Catullus: "Furius and Aurelius"

(An original Latin version can be found at http://web.ltt.it/www-latino/catullo/canti2.htm [see the second poem], and notes on the original can be found at: http://books.google.com/books?id=c-okJobwcnAC&pg=PA418&lpg=PA418&dq=Furius+and+Aurelius+Latin&source=bl&ots=TKLWpksKB8&sig=K3OgA4D9Y6RDWu61jNd70JfB8pw&hl=en&ei=boQVSrmhD4ig8gT84oTHAg&sa=X&oi=book_result&ct=result&resnum=3 [Peter V. Jones and Keith C. Sidwell, Reading Latin].)

Furius and Aurelius, comrades of Catullus,
Whether he goes to farthers Indian realms,*
Where the shore is hammered by the far
Eastern wave thundering,

Or to Hyrcanian realms and to those of the voluptuous Arabs,
Or to Scythian realms, and to those of the Parthian archers,**
Or to deltas where the seven-fold Nile*** spreads
Muddying waters,

Or whether he traverses in high Alpine air,
Surveying those monuments to magnaminous Caesar,
The Gaulish Rhine, the barbarous sea,
And farthest Brittania.

All those places,**** whatever the gods' will*****
Will bring, you who are with me,
Take to my girl
A few not nice words.

May she live and live well with her paramours,******
the three-hundred whom she holds at once embracing,
Loving not one truely, but continuously
Ruining all of them,

And let her not look back for my love as she once did
Which by her fault has been cut down, like that flower
At the edge of the meadow, that has been touched
By the plow passing

   (Translated, 1978.)


NOTES

*      extremos . . . Indos: lit., "the Indian extremes"; 'realms' has been inserted here for clarification while the preposition 'in' (Latin, 'in') has been omitted from the English since it is not needed with the verb, 'enter.'

**     sagitiferros Parthos: lit., "arrow-bearing" [adjective] Parthians; 'Parthian' has been made the adjective and 'archers' the nouns in my translation, since this construction is more natural in English.

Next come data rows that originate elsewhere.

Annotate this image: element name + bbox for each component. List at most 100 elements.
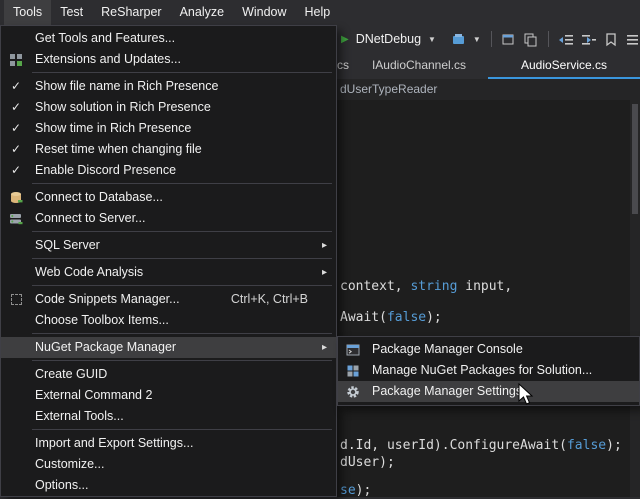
code-text: ); <box>356 483 372 498</box>
code-keyword: false <box>567 438 606 453</box>
checkmark-icon: ✓ <box>11 118 21 139</box>
checkmark-icon: ✓ <box>11 160 21 181</box>
start-debug-icon[interactable]: ▶ <box>341 34 349 45</box>
menu-item-label: External Command 2 <box>35 388 152 402</box>
bookmark-icon[interactable] <box>604 32 618 47</box>
code-text: context, <box>340 279 410 294</box>
gear-icon <box>338 381 368 402</box>
extensions-icon <box>1 49 31 70</box>
menubar-item-help[interactable]: Help <box>296 0 340 25</box>
menu-item-label: Show file name in Rich Presence <box>35 79 218 93</box>
breadcrumb[interactable]: dUserTypeReader <box>340 82 437 96</box>
code-line: Await(false); <box>340 310 442 326</box>
code-text: d.Id, userId).ConfigureAwait( <box>340 438 567 453</box>
menu-bar: Tools Test ReSharper Analyze Window Help <box>0 0 640 25</box>
menubar-item-tools[interactable]: Tools <box>4 0 51 25</box>
menu-item-shortcut: Ctrl+K, Ctrl+B <box>231 289 308 310</box>
code-text: ); <box>426 310 442 325</box>
menu-item-label: Get Tools and Features... <box>35 31 175 45</box>
tools-menu: Get Tools and Features... Extensions and… <box>0 25 337 497</box>
code-line: context, string input, <box>340 279 512 295</box>
menubar-item-test[interactable]: Test <box>51 0 92 25</box>
menu-item-show-solution[interactable]: ✓Show solution in Rich Presence <box>1 97 336 118</box>
visual-studio-window: context, string input, Await(false); d.I… <box>0 0 640 497</box>
checkmark-icon: ✓ <box>11 76 21 97</box>
menu-item-label: Enable Discord Presence <box>35 163 176 177</box>
chevron-down-icon[interactable]: ▼ <box>473 35 481 44</box>
menu-item-label: Extensions and Updates... <box>35 52 181 66</box>
menubar-item-analyze[interactable]: Analyze <box>171 0 233 25</box>
menu-item-label: Create GUID <box>35 367 107 381</box>
menu-item-create-guid[interactable]: Create GUID <box>1 364 336 385</box>
menu-item-label: Choose Toolbox Items... <box>35 313 169 327</box>
new-window-icon[interactable] <box>501 32 516 47</box>
submenu-item-label: Manage NuGet Packages for Solution... <box>372 363 592 377</box>
menu-item-code-snippets-manager[interactable]: Code Snippets Manager... Ctrl+K, Ctrl+B <box>1 289 336 310</box>
submenu-item-package-manager-console[interactable]: Package Manager Console <box>338 339 639 360</box>
menu-item-options[interactable]: Options... <box>1 475 336 496</box>
code-text: input, <box>457 279 512 294</box>
copy-icon[interactable] <box>523 32 538 47</box>
scrollbar-thumb[interactable] <box>632 104 638 214</box>
menu-item-label: Show solution in Rich Presence <box>35 100 211 114</box>
mouse-cursor <box>518 383 536 412</box>
menu-item-label: Customize... <box>35 457 104 471</box>
code-text: Await( <box>340 310 387 325</box>
console-icon <box>338 339 368 360</box>
submenu-item-label: Package Manager Console <box>372 342 523 356</box>
menu-separator <box>32 285 332 286</box>
menu-item-connect-to-server[interactable]: Connect to Server... <box>1 208 336 229</box>
debug-target-dropdown[interactable]: DNetDebug <box>356 32 421 46</box>
menu-item-connect-to-database[interactable]: Connect to Database... <box>1 187 336 208</box>
menu-item-extensions-and-updates[interactable]: Extensions and Updates... <box>1 49 336 70</box>
menu-item-label: SQL Server <box>35 238 100 252</box>
code-line: dUser); <box>340 455 395 471</box>
menu-item-external-tools[interactable]: External Tools... <box>1 406 336 427</box>
menu-item-customize[interactable]: Customize... <box>1 454 336 475</box>
menu-item-label: Reset time when changing file <box>35 142 202 156</box>
menu-item-label: Import and Export Settings... <box>35 436 193 450</box>
menu-item-label: Connect to Database... <box>35 190 163 204</box>
indent-icon[interactable] <box>581 32 597 47</box>
menubar-item-resharper[interactable]: ReSharper <box>92 0 170 25</box>
menu-item-enable-discord-presence[interactable]: ✓ Enable Discord Presence <box>1 160 336 181</box>
submenu-item-package-manager-settings[interactable]: Package Manager Settings <box>338 381 639 402</box>
menu-item-web-code-analysis[interactable]: Web Code Analysis ▸ <box>1 262 336 283</box>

***    septegeminus [aequora Nilus}: lit., "seven-fold [waters of the Nile]"; Merrill gives 'seven-mouthed' but Ellis (1889, A Commentary on Catullus, Oxford: The Clarendon Press: 42) prefers the more literal 'seven-fold.'

****   omnia haec: lit., "all these;" 'places' has been supplied by the translator. According to Ellis, haec may also refer to the dangers that might be encountered, implicit in the previous lines.

*****  voluntus/caelitum: lit., "little sky's will"; these are both nouns however, in opposition; 'caelitum' has been translated as a genitive here as this works better in English.

****** "May she live . . . ": this stanza been treated as an optative subjunctive; it can be read also as an indirect command, and, thus, 'that' can be substituted for 'May."